この二年の農業生活で筋肉がつき、日に焼けた彼は、たくましさだけは一人前だった。
田舎者極まれりなどと言われたらそれまでであるが、もし馬鹿にされたら、言い返す度胸は戻っていた。
気概が戻っているから、自死を不思議がるわけではない。不思議と葉蔵は、どんなにひどいことを言われようが、されようが、死にたいと思ったことは一度もない。
生きたい、と思ったことは、数え切れないほどある。
(…………)
長篠の土地には、おとら狐という狐がいるそうだ。
櫓で戦を見物していた狐で、流れ弾で左目を失った狐である。
その後の顛末も、なんとも可哀想なものであるが。
「はっ。まさかな」
きつね色の髪。戦を見ていたおとら狐。
――桑守家の家紋が入った、羽織を着た、あの美女。
「ありえんら」
葉蔵は、なぜか寒気を感じていた。
そうして、そそくさと帰路につくのだった。
帰りの電車で、葉蔵はまた夢を見ていた。
鬼が、〝幽鬼〟が、大太刀を手に握り、迫っている。
二度、三度と刃が交じわる。
〝自分〟は槍を持ち、それを防いでいた。太刀打ちと槍の石突の中程で敵の刃をいなして、防ぎ、ときに躱す。

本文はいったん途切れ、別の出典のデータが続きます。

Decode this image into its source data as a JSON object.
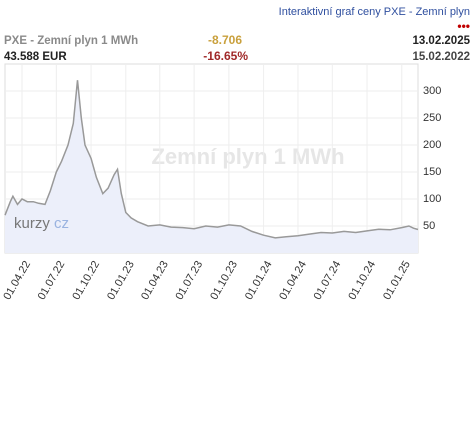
{
  "link": "Interaktivní graf ceny PXE - Zemní plyn",
  "header": {
    "name": "PXE - Zemní plyn 1 MWh",
    "price": "43.588 EUR",
    "change": "-8.706",
    "change_pct": "-16.65%",
    "date_to": "13.02.2025",
    "date_from": "15.02.2022"
  },
  "chart_data": {
    "type": "area",
    "title": "Zemní plyn 1 MWh",
    "logo": [
      "kurzy",
      "cz"
    ],
    "series": [
      {
        "name": "PXE - Zemní plyn 1 MWh",
        "color": "#999999",
        "fill": "#eceffa",
        "x": [
          "2022-02-15",
          "2022-03-01",
          "2022-03-08",
          "2022-03-20",
          "2022-04-01",
          "2022-04-15",
          "2022-05-01",
          "2022-05-15",
          "2022-06-01",
          "2022-06-15",
          "2022-07-01",
          "2022-07-15",
          "2022-08-01",
          "2022-08-15",
          "2022-08-26",
          "2022-09-05",
          "2022-09-15",
          "2022-10-01",
          "2022-10-15",
          "2022-11-01",
          "2022-11-15",
          "2022-12-01",
          "2022-12-10",
          "2022-12-20",
          "2023-01-01",
          "2023-01-15",
          "2023-02-01",
          "2023-03-01",
          "2023-04-01",
          "2023-05-01",
          "2023-06-01",
          "2023-07-01",
          "2023-08-01",
          "2023-09-01",
          "2023-10-01",
          "2023-11-01",
          "2023-12-01",
          "2024-01-01",
          "2024-02-01",
          "2024-03-01",
          "2024-04-01",
          "2024-05-01",
          "2024-06-01",
          "2024-07-01",
          "2024-08-01",
          "2024-09-01",
          "2024-10-01",
          "2024-11-01",
          "2024-12-01",
          "2025-01-01",
          "2025-01-20",
          "2025-02-01",
          "2025-02-13"
        ],
        "values": [
          70,
          95,
          105,
          90,
          100,
          95,
          95,
          92,
          90,
          115,
          150,
          170,
          200,
          240,
          320,
          250,
          200,
          175,
          140,
          110,
          120,
          145,
          155,
          110,
          75,
          65,
          58,
          50,
          52,
          48,
          47,
          45,
          50,
          48,
          52,
          50,
          40,
          33,
          28,
          30,
          32,
          35,
          38,
          37,
          40,
          38,
          41,
          44,
          43,
          47,
          50,
          46,
          43.588
        ]
      }
    ],
    "xlim": [
      "2022-02-15",
      "2025-02-13"
    ],
    "xticks": [
      {
        "value": "2022-04-01",
        "label": "01.04.22"
      },
      {
        "value": "2022-07-01",
        "label": "01.07.22"
      },
      {
        "value": "2022-10-01",
        "label": "01.10.22"
      },
      {
        "value": "2023-01-01",
        "label": "01.01.23"
      },
      {
        "value": "2023-04-01",
        "label": "01.04.23"
      },
      {
        "value": "2023-07-01",
        "label": "01.07.23"
      },
      {
        "value": "2023-10-01",
        "label": "01.10.23"
      },
      {
        "value": "2024-01-01",
        "label": "01.01.24"
      },
      {
        "value": "2024-04-01",
        "label": "01.04.24"
      },
      {
        "value": "2024-07-01",
        "label": "01.07.24"
      },
      {
        "value": "2024-10-01",
        "label": "01.10.24"
      },
      {
        "value": "2025-01-01",
        "label": "01.01.25"
      }
    ],
    "ylim": [
      0,
      350
    ],
    "yticks": [
      50,
      100,
      150,
      200,
      250,
      300
    ],
    "grid": true
  }
}
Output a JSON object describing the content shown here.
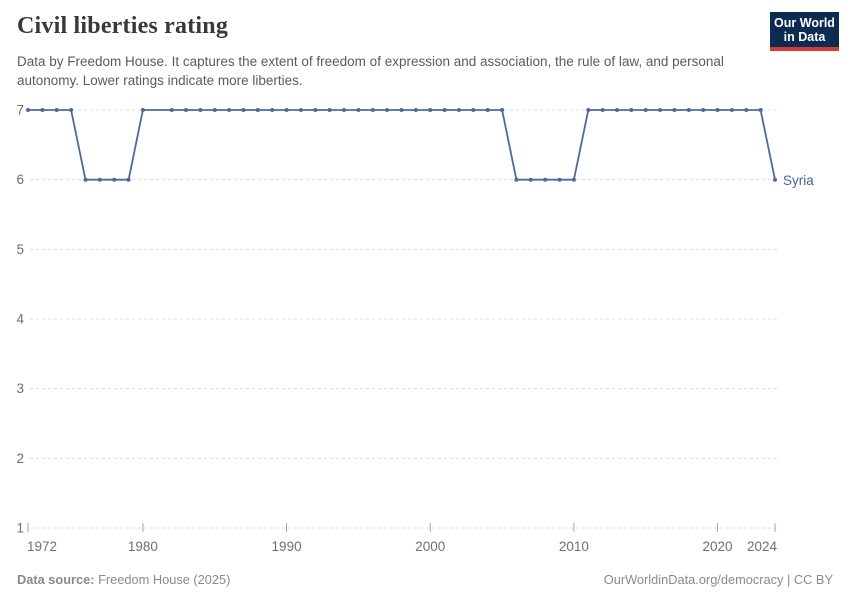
{
  "header": {
    "title": "Civil liberties rating",
    "subtitle_lines": [
      "Data by Freedom House. It captures the extent of freedom of expression and association, the rule of law, and",
      "personal autonomy. Lower ratings indicate more liberties."
    ],
    "logo": {
      "line1": "Our World",
      "line2": "in Data"
    }
  },
  "footer": {
    "source_label": "Data source:",
    "source_value": " Freedom House (2025)",
    "right_text": "OurWorldinData.org/democracy | CC BY"
  },
  "colors": {
    "line": "#4c6a9c",
    "marker": "#4c6a9c",
    "entity_label": "#44659b",
    "grid": "#dcdcdc",
    "axis_text": "#6f6f6f",
    "tick_mark": "#a3a3a3",
    "logo_bg": "#0c2b51",
    "logo_red": "#d23a3d"
  },
  "chart_data": {
    "type": "line",
    "title": "Civil liberties rating",
    "xlabel": "",
    "ylabel": "",
    "xlim": [
      1972,
      2024
    ],
    "ylim": [
      1,
      7
    ],
    "grid": "horizontal-dashed",
    "legend_position": "end-of-line",
    "x_ticks": [
      1972,
      1980,
      1990,
      2000,
      2010,
      2020,
      2024
    ],
    "y_ticks": [
      1,
      2,
      3,
      4,
      5,
      6,
      7
    ],
    "missing_years": [
      1981
    ],
    "series": [
      {
        "name": "Syria",
        "points": [
          [
            1972,
            7
          ],
          [
            1973,
            7
          ],
          [
            1974,
            7
          ],
          [
            1975,
            7
          ],
          [
            1976,
            6
          ],
          [
            1977,
            6
          ],
          [
            1978,
            6
          ],
          [
            1979,
            6
          ],
          [
            1980,
            7
          ],
          [
            1981,
            null
          ],
          [
            1982,
            7
          ],
          [
            1983,
            7
          ],
          [
            1984,
            7
          ],
          [
            1985,
            7
          ],
          [
            1986,
            7
          ],
          [
            1987,
            7
          ],
          [
            1988,
            7
          ],
          [
            1989,
            7
          ],
          [
            1990,
            7
          ],
          [
            1991,
            7
          ],
          [
            1992,
            7
          ],
          [
            1993,
            7
          ],
          [
            1994,
            7
          ],
          [
            1995,
            7
          ],
          [
            1996,
            7
          ],
          [
            1997,
            7
          ],
          [
            1998,
            7
          ],
          [
            1999,
            7
          ],
          [
            2000,
            7
          ],
          [
            2001,
            7
          ],
          [
            2002,
            7
          ],
          [
            2003,
            7
          ],
          [
            2004,
            7
          ],
          [
            2005,
            7
          ],
          [
            2006,
            6
          ],
          [
            2007,
            6
          ],
          [
            2008,
            6
          ],
          [
            2009,
            6
          ],
          [
            2010,
            6
          ],
          [
            2011,
            7
          ],
          [
            2012,
            7
          ],
          [
            2013,
            7
          ],
          [
            2014,
            7
          ],
          [
            2015,
            7
          ],
          [
            2016,
            7
          ],
          [
            2017,
            7
          ],
          [
            2018,
            7
          ],
          [
            2019,
            7
          ],
          [
            2020,
            7
          ],
          [
            2021,
            7
          ],
          [
            2022,
            7
          ],
          [
            2023,
            7
          ],
          [
            2024,
            6
          ]
        ]
      }
    ]
  }
}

反撃しようにも、相手の膂力は並外れていた。速度も、反射も、異様である。
こちらの持槍の柄が、ばくんっ、と真っ二つに割られた。
自分はその槍を投げ捨てて腰から無銘を抜き、迫る相手の大太刀を抑えるようにして、競り合う。
――他者を思いやる心なぞ、武士にはいらぬ!
――わしらは眼の前の敵を殺すための、武具と武技にすぎぬ!
――わからぬか、半兵衛。貴様ほどの男が、なぜ!
血のような、真っ赤な具足。兜には、鬼の如き角をいただく。面頬も鬼を象る、恐ろしい面相。目は、紫紺に燃え盛っている。
――わしは、心の狭い三河者。
――仕えられる主君は、一人がせいぜい。抱えられるものなぞ、一族郎党で手一杯よ。
――貴様にはついてはいけぬ。怨霊がァ!
弾き飛ばす。己は――半兵衛は、怒鳴った。
「逃げェい姫! わしが、こやつを斬り伏せてくれる!」
なんだこれは。戦国時代には、怨霊が実在したのか?
姫と言われた女をちらとみる半兵衛だが、すぐさま、鬼武者の怨霊が切りかかってくる。
――
半兵衛と切り結ぶ鬼武者が忌々しげに舌打ちする。
すでに、あたりには友軍が迫っている。そこには、鹿角の兜に金数珠を肩から提げた本多平八郎忠勝の威容も。
――勝負を預ける、桑守半兵衛葉蔵。
そういって、鬼武者は、ふわりと夕に溶けるように消えていく。
伸びる朱の日差しが、ずっとずっと、長く伸びている。
アナウンスで目を覚ました葉蔵は、車窓から見える夕日に目を眇めた。
一瞬、窓に、夢に見た鬼が映っていた気がして、びくっと肩を震わす。
(気のせいか)
胸を撫で下ろしつつ、葉蔵は電車を降りた。
故郷の匂いを嗅ぐ。帰りは、歩いて自宅まで行く。少し遠いが、まあ平気だ。
東上駅を出て、山へ向かう道を歩く。
なんだか今日はつかれた。
葉蔵は、さっさと飯と風呂を済ませたら寝ようと、そう決めた。